Here's a draft of our Wednesday editorial:
At some point — perhaps after providing Dynamis Energy $2 million of public money — two of Ada County’s commissioners went from elected arbiters to unabashed advocates.
It is abundantly clear that Sharon Ullman and Rick Yzaguirre see themselves as facilitators. Or cheerleaders. Their job, as they see it, is to get this waste-to-energy project up and running, in spite of public outcry and unanswered questions.
But Ullman and Yzaguirre are the boosters who can’t get their stories straight — as we’ve seen twice last week:
• Last week, Ullman and Yzaguirre amended the lease for the project site, where Dynamis proposes to build a plant to super-heat 408 tons of garbage daily, producing 22 megawatts of electricity to sell to Idaho Power. The project’s county landfill footprint will increase from 6.9 acres to 9.72 acres.
But it’s unclear why. Ullman downplays the change, saying it affects a mere fraction of the 2,700-acre landfill. But newly appointed Commissioner David Case — who has emerged as the lonely voice of reason on this proposal — pointed to an Aug. 6 email from landfill director Ted Hutchinson. In it, Hutchinson says Dynamis considered the original lease terms problematic, jeopardizing its ability to secure an air quality permit from the state Department of Environmental Quality.
In other words, if you can’t make the project cleaner, just make the project site bigger. And Ullman and Yzaguirre eagerly signed on.
• Ullman and Yzaguirre also outvoted Case, who sought an independent, third-party review of the project, as suggested by the county’s own engineer.
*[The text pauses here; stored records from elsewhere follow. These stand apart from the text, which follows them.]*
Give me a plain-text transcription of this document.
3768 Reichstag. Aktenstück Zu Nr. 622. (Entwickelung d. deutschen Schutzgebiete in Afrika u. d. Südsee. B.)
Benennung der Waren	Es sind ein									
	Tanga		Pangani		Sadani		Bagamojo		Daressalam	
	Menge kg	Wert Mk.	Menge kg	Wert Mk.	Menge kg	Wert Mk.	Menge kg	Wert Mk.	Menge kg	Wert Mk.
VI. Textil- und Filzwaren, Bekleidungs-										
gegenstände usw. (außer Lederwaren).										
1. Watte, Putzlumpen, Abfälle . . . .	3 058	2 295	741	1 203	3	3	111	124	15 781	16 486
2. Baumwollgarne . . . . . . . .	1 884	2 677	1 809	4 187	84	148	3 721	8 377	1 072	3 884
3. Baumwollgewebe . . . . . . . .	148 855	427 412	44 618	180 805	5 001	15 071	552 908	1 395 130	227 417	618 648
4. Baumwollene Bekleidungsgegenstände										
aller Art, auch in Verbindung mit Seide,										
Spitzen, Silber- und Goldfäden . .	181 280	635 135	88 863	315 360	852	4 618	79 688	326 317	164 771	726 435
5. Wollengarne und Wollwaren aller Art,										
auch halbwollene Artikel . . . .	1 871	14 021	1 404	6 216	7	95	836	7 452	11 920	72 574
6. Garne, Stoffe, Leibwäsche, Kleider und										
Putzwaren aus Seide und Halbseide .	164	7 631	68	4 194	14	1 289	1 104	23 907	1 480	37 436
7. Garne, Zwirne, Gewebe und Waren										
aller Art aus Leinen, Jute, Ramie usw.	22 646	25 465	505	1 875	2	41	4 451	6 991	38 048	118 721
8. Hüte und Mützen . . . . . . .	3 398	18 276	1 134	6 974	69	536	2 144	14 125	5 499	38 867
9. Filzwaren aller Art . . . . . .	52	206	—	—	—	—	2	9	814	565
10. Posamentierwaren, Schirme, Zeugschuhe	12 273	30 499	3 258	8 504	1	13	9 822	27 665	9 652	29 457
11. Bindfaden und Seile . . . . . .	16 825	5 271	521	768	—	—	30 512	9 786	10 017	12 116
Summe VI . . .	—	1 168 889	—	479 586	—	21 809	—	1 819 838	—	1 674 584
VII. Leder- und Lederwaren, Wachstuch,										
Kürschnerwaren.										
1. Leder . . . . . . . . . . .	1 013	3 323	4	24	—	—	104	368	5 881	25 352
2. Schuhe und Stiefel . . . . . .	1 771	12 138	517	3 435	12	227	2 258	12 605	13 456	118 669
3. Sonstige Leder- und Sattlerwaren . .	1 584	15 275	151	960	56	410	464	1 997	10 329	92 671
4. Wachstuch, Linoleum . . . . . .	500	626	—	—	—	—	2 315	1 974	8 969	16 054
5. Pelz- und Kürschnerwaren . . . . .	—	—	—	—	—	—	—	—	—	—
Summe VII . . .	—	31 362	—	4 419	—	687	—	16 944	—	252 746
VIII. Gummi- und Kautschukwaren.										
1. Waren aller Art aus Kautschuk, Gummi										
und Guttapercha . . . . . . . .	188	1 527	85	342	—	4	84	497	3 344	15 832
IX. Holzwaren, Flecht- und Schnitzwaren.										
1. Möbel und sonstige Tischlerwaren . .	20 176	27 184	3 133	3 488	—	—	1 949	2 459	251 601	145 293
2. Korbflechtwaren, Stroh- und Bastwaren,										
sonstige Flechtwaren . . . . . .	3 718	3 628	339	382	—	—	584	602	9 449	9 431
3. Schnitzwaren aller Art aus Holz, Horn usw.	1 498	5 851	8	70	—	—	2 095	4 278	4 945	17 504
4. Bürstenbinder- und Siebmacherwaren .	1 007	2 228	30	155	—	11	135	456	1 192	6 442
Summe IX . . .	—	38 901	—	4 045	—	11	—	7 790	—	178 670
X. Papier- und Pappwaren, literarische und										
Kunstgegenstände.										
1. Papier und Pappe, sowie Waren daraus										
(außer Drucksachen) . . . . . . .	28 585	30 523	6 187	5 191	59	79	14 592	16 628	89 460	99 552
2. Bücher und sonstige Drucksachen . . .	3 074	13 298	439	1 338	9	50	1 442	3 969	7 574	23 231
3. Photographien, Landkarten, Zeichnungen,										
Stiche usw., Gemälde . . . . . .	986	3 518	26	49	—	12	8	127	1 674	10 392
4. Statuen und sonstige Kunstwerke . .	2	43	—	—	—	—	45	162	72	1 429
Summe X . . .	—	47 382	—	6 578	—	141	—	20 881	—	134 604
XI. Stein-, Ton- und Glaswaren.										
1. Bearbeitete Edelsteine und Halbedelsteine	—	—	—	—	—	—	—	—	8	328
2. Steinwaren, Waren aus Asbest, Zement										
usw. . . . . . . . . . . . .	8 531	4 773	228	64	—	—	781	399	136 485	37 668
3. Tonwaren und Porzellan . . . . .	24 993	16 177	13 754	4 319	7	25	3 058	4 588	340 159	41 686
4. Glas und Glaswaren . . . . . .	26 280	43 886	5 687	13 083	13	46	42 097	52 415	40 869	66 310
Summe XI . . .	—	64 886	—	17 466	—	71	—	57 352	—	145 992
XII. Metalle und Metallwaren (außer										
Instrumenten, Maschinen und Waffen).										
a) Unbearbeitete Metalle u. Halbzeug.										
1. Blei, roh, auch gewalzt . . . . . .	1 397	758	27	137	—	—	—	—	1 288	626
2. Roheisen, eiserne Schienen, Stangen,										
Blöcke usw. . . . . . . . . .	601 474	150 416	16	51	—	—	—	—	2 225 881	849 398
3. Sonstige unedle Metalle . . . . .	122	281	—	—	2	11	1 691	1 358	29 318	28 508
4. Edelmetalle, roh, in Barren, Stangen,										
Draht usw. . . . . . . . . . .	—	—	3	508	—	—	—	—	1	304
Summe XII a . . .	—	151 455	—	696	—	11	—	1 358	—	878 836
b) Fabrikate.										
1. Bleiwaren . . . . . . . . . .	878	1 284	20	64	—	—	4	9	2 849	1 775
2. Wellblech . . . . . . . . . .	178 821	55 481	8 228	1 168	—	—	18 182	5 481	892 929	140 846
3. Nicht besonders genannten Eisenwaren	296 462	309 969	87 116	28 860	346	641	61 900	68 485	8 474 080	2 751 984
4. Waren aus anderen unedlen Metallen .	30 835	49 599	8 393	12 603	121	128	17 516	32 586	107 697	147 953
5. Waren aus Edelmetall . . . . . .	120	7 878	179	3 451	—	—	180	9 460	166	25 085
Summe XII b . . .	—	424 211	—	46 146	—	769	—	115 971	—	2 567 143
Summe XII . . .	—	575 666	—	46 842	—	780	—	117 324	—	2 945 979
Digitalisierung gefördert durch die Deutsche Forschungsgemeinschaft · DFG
A common-sense proposal, but Yzaguirre rejected it, saying the DEQ’s permitting process will suffice.
Not so. And that isn’t our opinion. It’s DEQ’s opinion. DEQ’s job is important, but the agency recognizes the limitations of its scope: to review potential air emissions.
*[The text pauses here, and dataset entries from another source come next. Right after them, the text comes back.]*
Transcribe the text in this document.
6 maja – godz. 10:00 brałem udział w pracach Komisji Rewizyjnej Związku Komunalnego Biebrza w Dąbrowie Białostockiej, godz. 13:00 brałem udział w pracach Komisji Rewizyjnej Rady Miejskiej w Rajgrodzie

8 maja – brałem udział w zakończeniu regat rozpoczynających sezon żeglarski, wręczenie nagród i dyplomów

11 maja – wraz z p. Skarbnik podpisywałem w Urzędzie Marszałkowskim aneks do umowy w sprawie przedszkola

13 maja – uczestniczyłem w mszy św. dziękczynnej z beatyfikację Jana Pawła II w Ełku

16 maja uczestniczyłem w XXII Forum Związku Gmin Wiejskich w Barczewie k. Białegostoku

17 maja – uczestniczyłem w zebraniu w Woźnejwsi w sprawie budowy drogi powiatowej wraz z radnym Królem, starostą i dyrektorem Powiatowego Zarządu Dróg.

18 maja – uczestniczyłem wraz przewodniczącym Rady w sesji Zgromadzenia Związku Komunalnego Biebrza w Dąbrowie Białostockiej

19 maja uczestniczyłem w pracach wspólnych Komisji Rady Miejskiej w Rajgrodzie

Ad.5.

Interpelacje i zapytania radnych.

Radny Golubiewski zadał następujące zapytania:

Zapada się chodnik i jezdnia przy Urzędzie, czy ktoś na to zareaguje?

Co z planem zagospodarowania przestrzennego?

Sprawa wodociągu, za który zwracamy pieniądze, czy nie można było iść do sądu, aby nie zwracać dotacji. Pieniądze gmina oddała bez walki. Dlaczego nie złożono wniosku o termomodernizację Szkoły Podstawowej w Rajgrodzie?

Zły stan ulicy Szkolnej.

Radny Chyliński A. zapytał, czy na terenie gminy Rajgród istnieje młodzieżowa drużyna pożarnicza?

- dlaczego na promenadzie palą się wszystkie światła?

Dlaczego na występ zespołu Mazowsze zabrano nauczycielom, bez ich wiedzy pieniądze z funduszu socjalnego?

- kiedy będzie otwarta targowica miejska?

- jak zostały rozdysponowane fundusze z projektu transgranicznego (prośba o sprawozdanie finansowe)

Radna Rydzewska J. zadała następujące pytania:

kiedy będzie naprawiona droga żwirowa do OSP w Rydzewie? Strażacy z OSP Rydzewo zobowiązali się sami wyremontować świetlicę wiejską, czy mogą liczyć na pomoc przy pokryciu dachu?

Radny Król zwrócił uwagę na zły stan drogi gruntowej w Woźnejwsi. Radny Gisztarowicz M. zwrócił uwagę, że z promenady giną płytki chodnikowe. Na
“It is not our responsibility to ensure the technology works. We are not looking at the risk or safety of the equipment or the equipment’s explosive hazards or things like that. We are looking at it from an emissions source standpoint,” DEQ air quality administrator Mike Simon said.
The problem with a third-party review is that it would take time. Even if, ultimately, the design passed a review, any delays could compromise Dynamis’ ability to get a plant online, and producing electricity for Idaho Power, by its February 2014 deadline.
So Dynamis wants to get moving. And Ullman and Yzaguirre have decided that it is their job and mission to accommodate Dynamis’ desires — no matter how many bad decisions or misstatements they have to make along the way.